Home » » Informasi, kepercayaan diri dan keberanian.

Informasi, kepercayaan diri dan keberanian.

Written By Suheryana Bae on Tuesday, January 26, 2016 | 9:41 AM

Futurolog atau akhli ramal masa depan mengatakan bahwa orang yang akan menguasai dunia adalah orang-orang yang menguasai informasi. Dapat diartikan bahwa orang-orang yang berkuasa adalah orang yang memahami informasi, mengetahui kekuatan informasi, dan memanfaatkan informasi.

Dengan memahami informasi orang menjadi tahu banyak hal, yang tentu saja memiliki banyak pemikiran, inovasi dan kreativitas untuk melakukan banyak hal. Di sisi berikutnya, ada kelompok orang memahami kekuatan informasi sebagai media yang dapat membentuk opini kemudian memanfaatkannya untuk meraih kekuasaan. Maka banyak partai politik atau kandidat pemimpin yang menerbitkan jurnal, surat kabar, atau memanfaatkan media untuk membangun opini dan pencitraan.

TETAPI bagi seorang pemimpin konsepsi orang yang akan menguasai dunia adalah orang-orang yang menguasai informasi itu baru koma, masih ada kelanjutannya yang teramat penting. Pemimpin yang berhasil adalah orang yang menguasai informasi dan memiliki keberanian serta kepercayaan diri untuk mengimplementasikan informasi pada kehidupan nyata sehingga membawa perubahan.

Bahwa pada era sekarang ini informasi tidak lagi semahal zaman sebelumnya. Buku-buku yang bagus,  koran berkualitas, televisi dan internet menyajikan luberan informasi bagi siapapun di manapun.  Dan buku-buku yang bagus yang ditulis berdasarkan ilmu dan pengalaman ternyata sangat menggugah dan inspiratif. Orang-orang yang mendisiplin diri untuk membaca akan termotivasi atau setidaknya mendapatkan banyak alternatif pilihan inspiratif untuk melakukan transformasi atau perubahan yang lebih baik. Penulis semacam Robert Kiyosaki, Merry Riana, Thomas Stanley, Goleman, Dale Carniege dan sebagainya menyajikan informasi yang begitu memukau inspiratif dan imlementatif dan pastinya akan membawa perubahan positif signifikan apabila diterapkan dalam kehidupan sehari-hari.

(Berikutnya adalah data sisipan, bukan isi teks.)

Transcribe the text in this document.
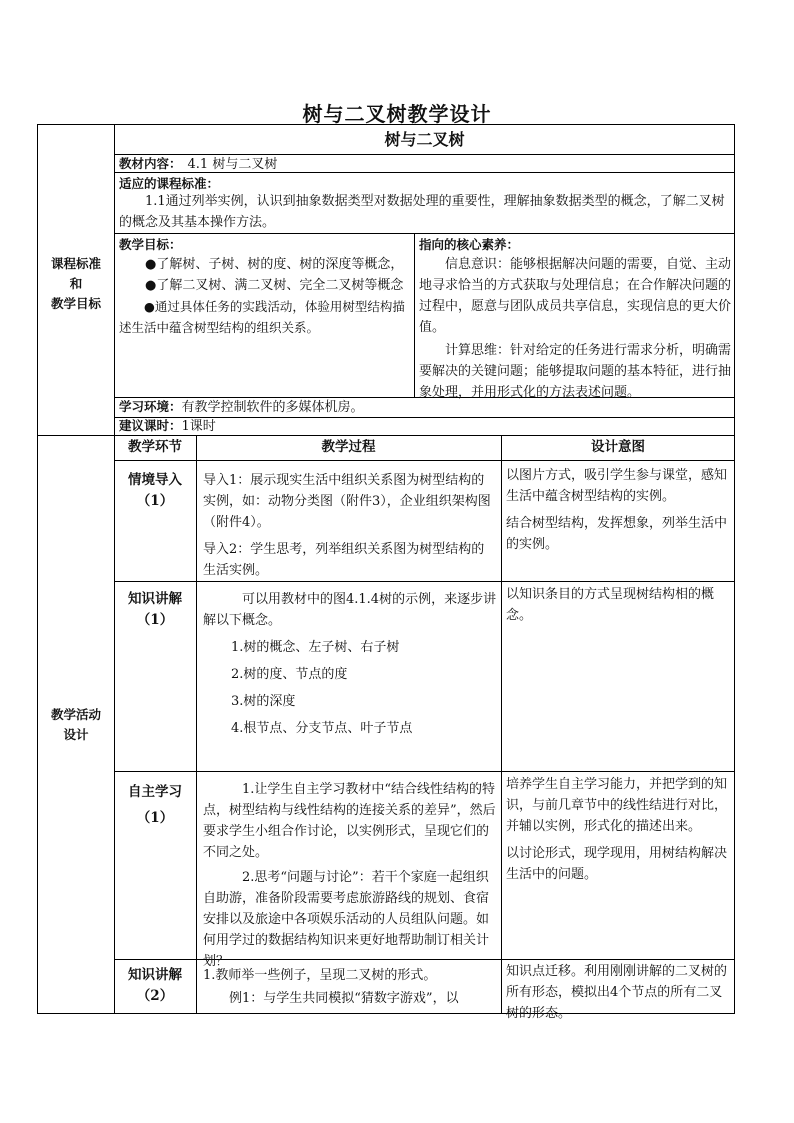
树与二叉树教学设计
课程标准
和
教学目标
教学活动
设计
树与二叉树
教材内容： 4.1 树与二叉树
适应的课程标准：
1.1通过列举实例，认识到抽象数据类型对数据处理的重要性，理解抽象数据类型的概念，了解二叉树的概念及其基本操作方法。
教学目标：
●了解树、子树、树的度、树的深度等概念，
●了解二叉树、满二叉树、完全二叉树等概念
●通过具体任务的实践活动，体验用树型结构描述生活中蕴含树型结构的组织关系。
指向的核心素养：
信息意识：能够根据解决问题的需要，自觉、主动地寻求恰当的方式获取与处理信息；在合作解决问题的过程中，愿意与团队成员共享信息，实现信息的更大价值。
计算思维：针对给定的任务进行需求分析，明确需要解决的关键问题；能够提取问题的基本特征，进行抽象处理，并用形式化的方法表述问题。
学习环境：有教学控制软件的多媒体机房。
建议课时：1课时
教学环节	教学过程	设计意图
情境导入
（1）
导入1：展示现实生活中组织关系图为树型结构的实例，如：动物分类图（附件3），企业组织架构图（附件4）。
导入2：学生思考，列举组织关系图为树型结构的生活实例。
以图片方式，吸引学生参与课堂，感知生活中蕴含树型结构的实例。
结合树型结构，发挥想象，列举生活中的实例。
知识讲解
（1）
可以用教材中的图4.1.4树的示例，来逐步讲解以下概念。
1.树的概念、左子树、右子树
2.树的度、节点的度
3.树的深度
4.根节点、分支节点、叶子节点
以知识条目的方式呈现树结构相的概念。
自主学习
（1）
1.让学生自主学习教材中“结合线性结构的特点，树型结构与线性结构的连接关系的差异”，然后要求学生小组合作讨论，以实例形式，呈现它们的不同之处。
2.思考“问题与讨论”：若干个家庭一起组织自助游，准备阶段需要考虑旅游路线的规划、食宿安排以及旅途中各项娱乐活动的人员组队问题。如何用学过的数据结构知识来更好地帮助制订相关计划？
培养学生自主学习能力，并把学到的知识，与前几章节中的线性结进行对比，并辅以实例，形式化的描述出来。
以讨论形式，现学现用，用树结构解决生活中的问题。
知识讲解
（2）
1.教师举一些例子，呈现二叉树的形式。
例1：与学生共同模拟“猜数字游戏”，以
知识点迁移。利用刚刚讲解的二叉树的所有形态，模拟出4个节点的所有二叉树的形态。
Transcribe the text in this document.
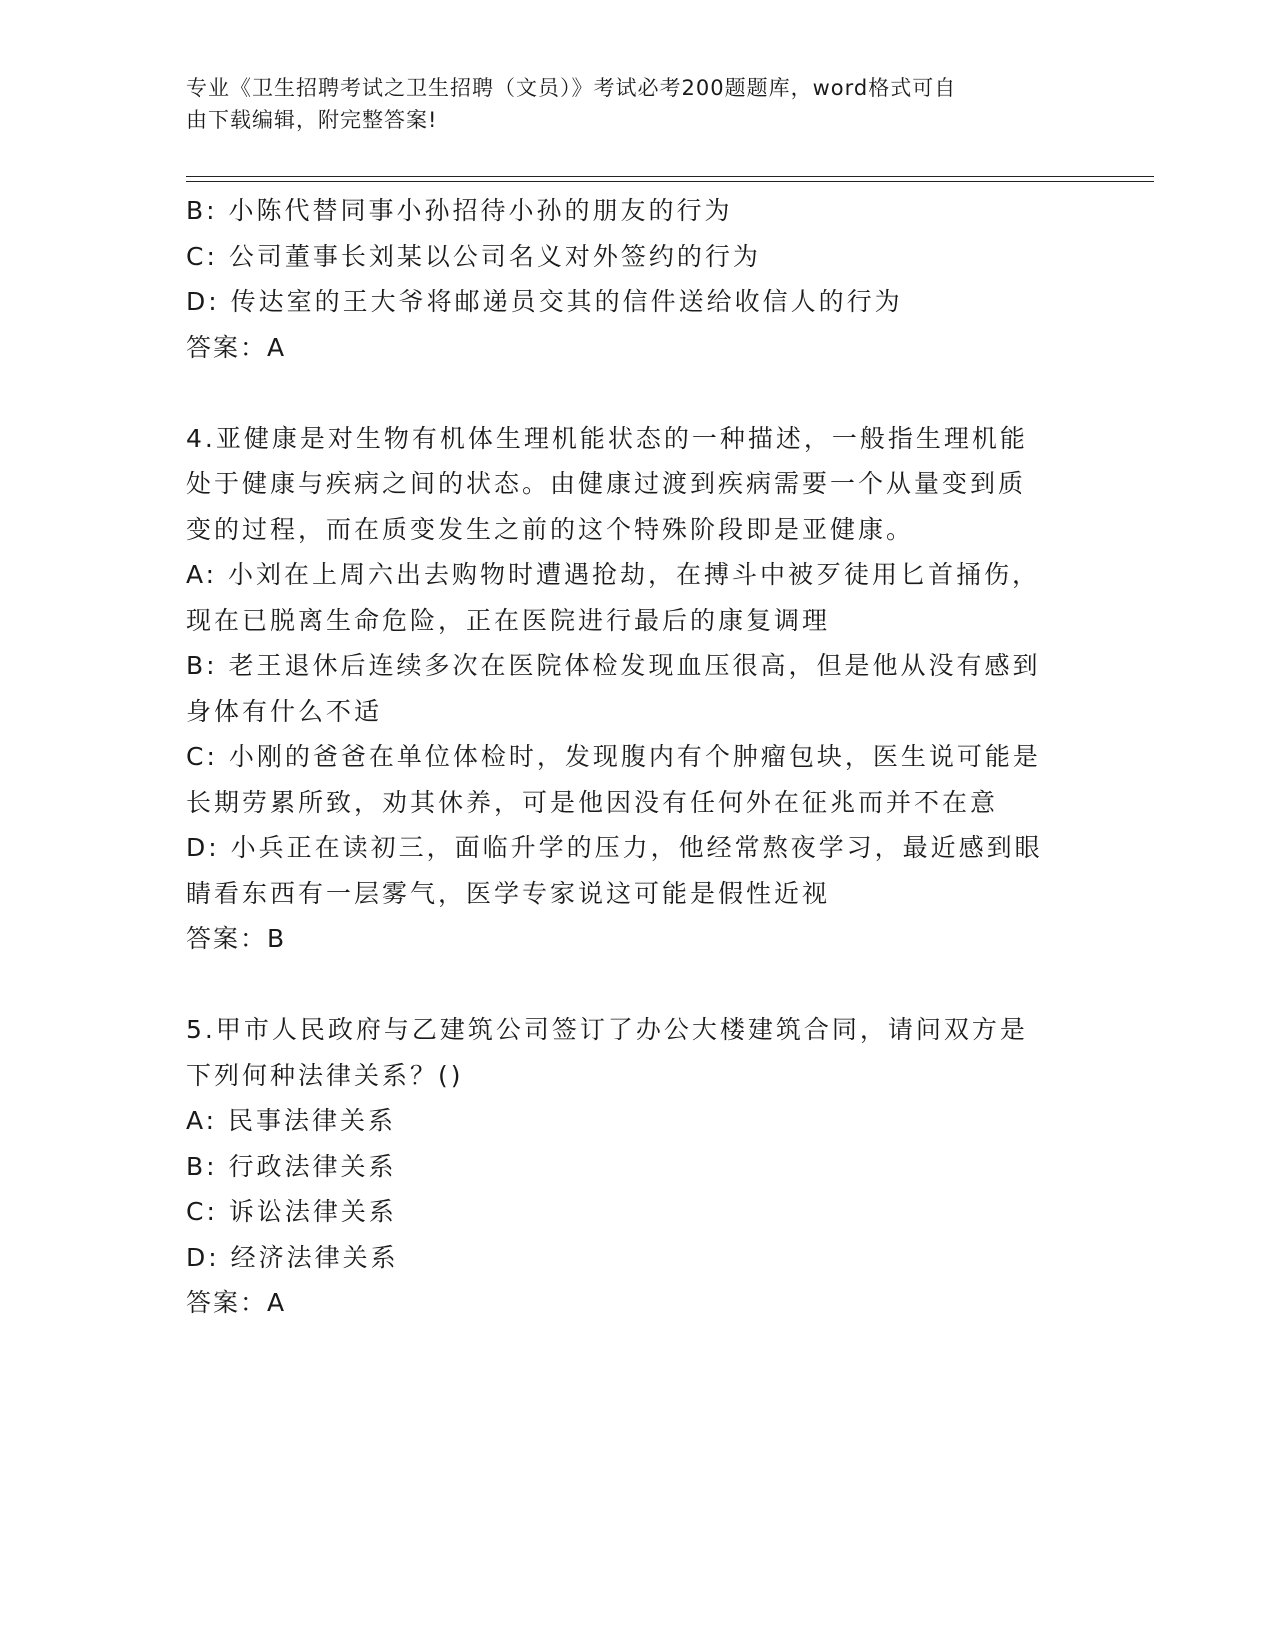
专业《卫生招聘考试之卫生招聘（文员）》考试必考200题题库，word格式可自
由下载编辑，附完整答案!

B: 小陈代替同事小孙招待小孙的朋友的行为

C: 公司董事长刘某以公司名义对外签约的行为

D: 传达室的王大爷将邮递员交其的信件送给收信人的行为

答案：A

4.亚健康是对生物有机体生理机能状态的一种描述，一般指生理机能

处于健康与疾病之间的状态。由健康过渡到疾病需要一个从量变到质

变的过程，而在质变发生之前的这个特殊阶段即是亚健康。

A: 小刘在上周六出去购物时遭遇抢劫，在搏斗中被歹徒用匕首捅伤，

现在已脱离生命危险，正在医院进行最后的康复调理

B: 老王退休后连续多次在医院体检发现血压很高，但是他从没有感到

身体有什么不适

C: 小刚的爸爸在单位体检时，发现腹内有个肿瘤包块，医生说可能是

长期劳累所致，劝其休养，可是他因没有任何外在征兆而并不在意

D: 小兵正在读初三，面临升学的压力，他经常熬夜学习，最近感到眼

睛看东西有一层雾气，医学专家说这可能是假性近视

答案：B

5.甲市人民政府与乙建筑公司签订了办公大楼建筑合同，请问双方是

下列何种法律关系？()

A: 民事法律关系

B: 行政法律关系

C: 诉讼法律关系

D: 经济法律关系

答案：A
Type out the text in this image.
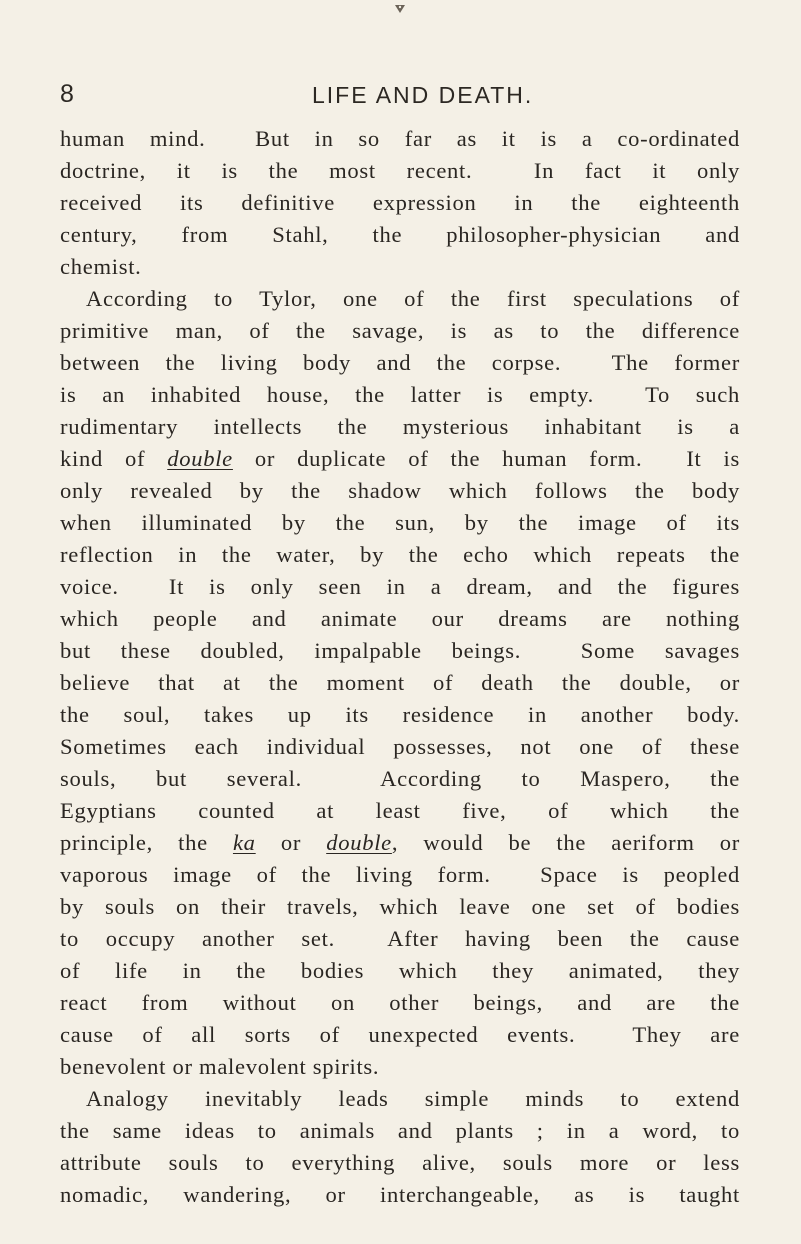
8	LIFE AND DEATH.
human mind.  But in so far as it is a co-ordinated
doctrine, it is the most recent.  In fact it only
received its definitive expression in the eighteenth
century, from Stahl, the philosopher-physician and
chemist.
According to Tylor, one of the first speculations of
primitive man, of the savage, is as to the difference
between the living body and the corpse.  The former
is an inhabited house, the latter is empty.  To such
rudimentary intellects the mysterious inhabitant is a
kind of double or duplicate of the human form.  It is
only revealed by the shadow which follows the body
when illuminated by the sun, by the image of its
reflection in the water, by the echo which repeats the
voice.  It is only seen in a dream, and the figures
which people and animate our dreams are nothing
but these doubled, impalpable beings.  Some savages
believe that at the moment of death the double, or
the soul, takes up its residence in another body.
Sometimes each individual possesses, not one of these
souls, but several.  According to Maspero, the
Egyptians counted at least five, of which the
principle, the ka or double, would be the aeriform or
vaporous image of the living form.  Space is peopled
by souls on their travels, which leave one set of bodies
to occupy another set.  After having been the cause
of life in the bodies which they animated, they
react from without on other beings, and are the
cause of all sorts of unexpected events.  They are
benevolent or malevolent spirits.
Analogy inevitably leads simple minds to extend
the same ideas to animals and plants ; in a word, to
attribute souls to everything alive, souls more or less
nomadic, wandering, or interchangeable, as is taught
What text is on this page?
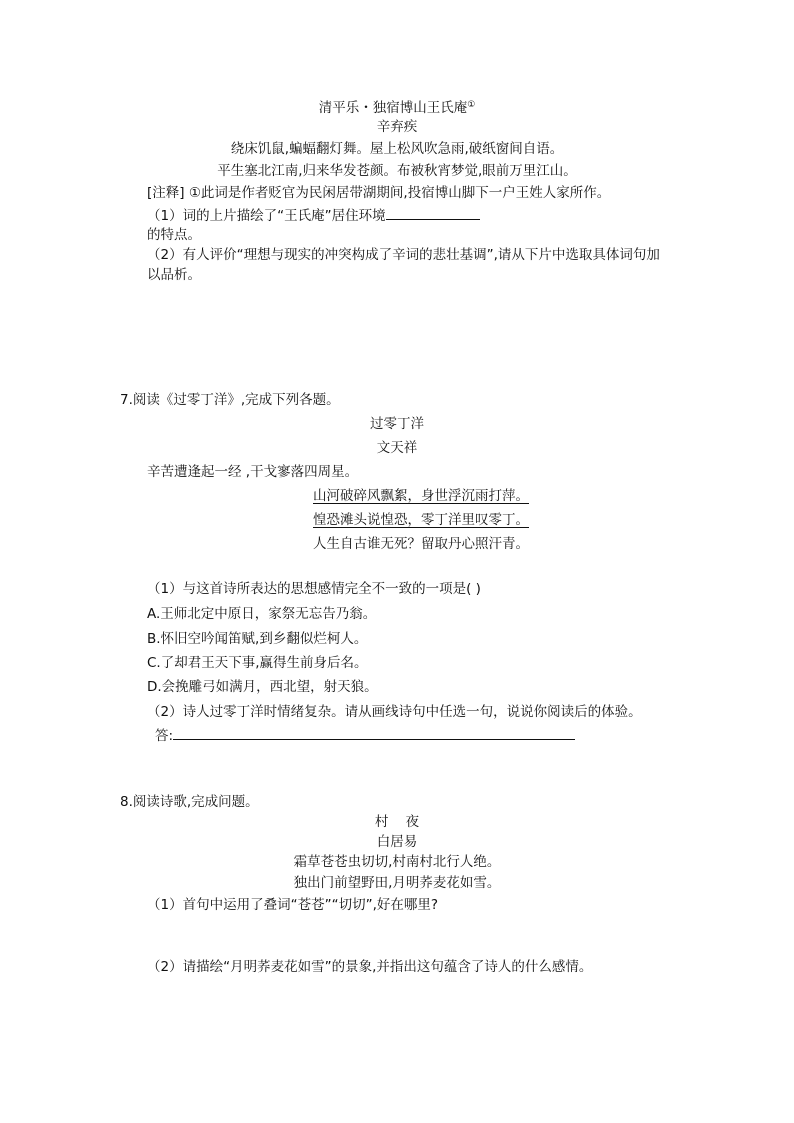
清平乐・独宿博山王氏庵①
辛弃疾
绕床饥鼠,蝙蝠翻灯舞。屋上松风吹急雨,破纸窗间自语。
平生塞北江南,归来华发苍颜。布被秋宵梦觉,眼前万里江山。
[注释] ①此词是作者贬官为民闲居带湖期间,投宿博山脚下一户王姓人家所作。
（1）词的上片描绘了“王氏庵”居住环境
的特点。
（2）有人评价“理想与现实的冲突构成了辛词的悲壮基调”,请从下片中选取具体词句加
以品析。
7.阅读《过零丁洋》,完成下列各题。
过零丁洋
文天祥
辛苦遭逢起一经 ,干戈寥落四周星。
山河破碎风飘絮，身世浮沉雨打萍。
惶恐滩头说惶恐，零丁洋里叹零丁。
人生自古谁无死？留取丹心照汗青。
（1）与这首诗所表达的思想感情完全不一致的一项是( )
A.王师北定中原日，家祭无忘告乃翁。
B.怀旧空吟闻笛赋,到乡翻似烂柯人。
C.了却君王天下事,赢得生前身后名。
D.会挽雕弓如满月，西北望，射天狼。
（2）诗人过零丁洋时情绪复杂。请从画线诗句中任选一句，说说你阅读后的体验。
答:
8.阅读诗歌,完成问题。
村    夜
白居易
霜草苍苍虫切切,村南村北行人绝。
独出门前望野田,月明荞麦花如雪。
（1）首句中运用了叠词“苍苍”“切切”,好在哪里?
（2）请描绘“月明荞麦花如雪”的景象,并指出这句蕴含了诗人的什么感情。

Masalah dan pertanyaan sebenarnya adalah apakah informasi berhenti hanya dan hanya sebagai informasi, ATAU informasi dilanjutkan dengan langkah-langkah implementatif dari pemikiran besar.  Informasi yang hanya sekedar informasi menjelma menjadi profesi penceramah, tetapi informasi yang dilanjutkan dengan langkah pertama akan membuat metamorfosis pada diri yang berkualitas, meningkatkan kebahagiaan, merubah lingkungan,  dan melahirkan pemimpin yang membawa kemajuan.